Even the movie's supporting characters are amusingly quirky and placed in diverse peculiar situations. The protagonists' superiors, Mother and Father (Jim Broadbent and Fiona Shaw), are thus, respectively, a goodnatured, lackadaisical eccentric and a coldly efficient spy who, at least at times, run their secret organization from an office hidden in a double decker bus travelling through the streets of London. Such humorous touches, fortunately, are also applied to the film's villain, who is just as engaging as are any of these other characters. Perhaps as a nod to the deliberately silly names of innumerable antagonists from the James Bond films, this weather obsessed madman is named August de Wynter. What is more, not only is he, like several of Bond's opponents, an outrageously overdone fiend, but his wickedness is complemented with a real humorousness. When, for instance, he meets with his fellow conspirators, he and they alike disguise their identities by dressing in candy colored Teddy bear costumes.
In addition to such appealing elements, the countless strange gadgets and wild adventures with which The Avengers is filled are consistently inventively realized and charmingly light-hearted. Early in the film, for instance, Steed trains by wandering through a scenic country town and fighting such unlikely persons as a lethal, armed grandmother pushing a perambulator. Later, that same sexagenarian rescues the heroes when they are being chased by a swarm of giant remote controlled robotic bees equipped with machine guns, and, at several other times, one or another of the two secret agents is confronted or tricked by Miss Peel's deadly doppleganger. In fact, thanks to the diversity of such clever, whimsical elements, the movie's action sequences are almost all fascinating and fun.

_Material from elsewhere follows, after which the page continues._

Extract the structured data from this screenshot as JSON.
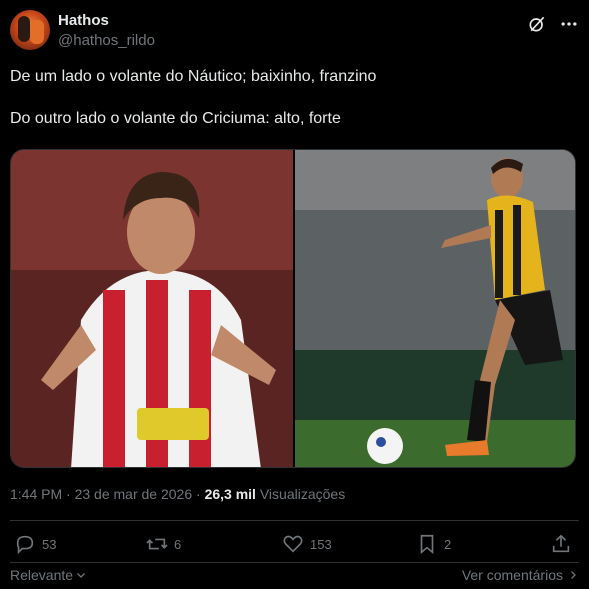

Lastly, I should note that most of the actors approach their parts with considerable gusto, and several acquit themselves well. Ralph Fiennes plays Steed as a formal, honest, aristocratic gentleman. He emerges as something of a survival from a past time, as though he believes the world in which he lives is still that ruled by Queen Victoria. Uma Thurman, despite her less than successful attempts to adopt an English accent, is invariably sexy and engaging as the dangerous and possibly traitorous Emma Peel. Jim Broadbent is likeable as the chain smoking, languid Mother, and Sean Connery is completely ridiculous as a supervillain, but, is, nevertheless, somehow entertaining. At the very least, each of the principle actors is able to contribute to the movie's appeal.
Constantly tongue in cheek, frequently inventive, and genuinely fun, The Avengers is well worth seeing.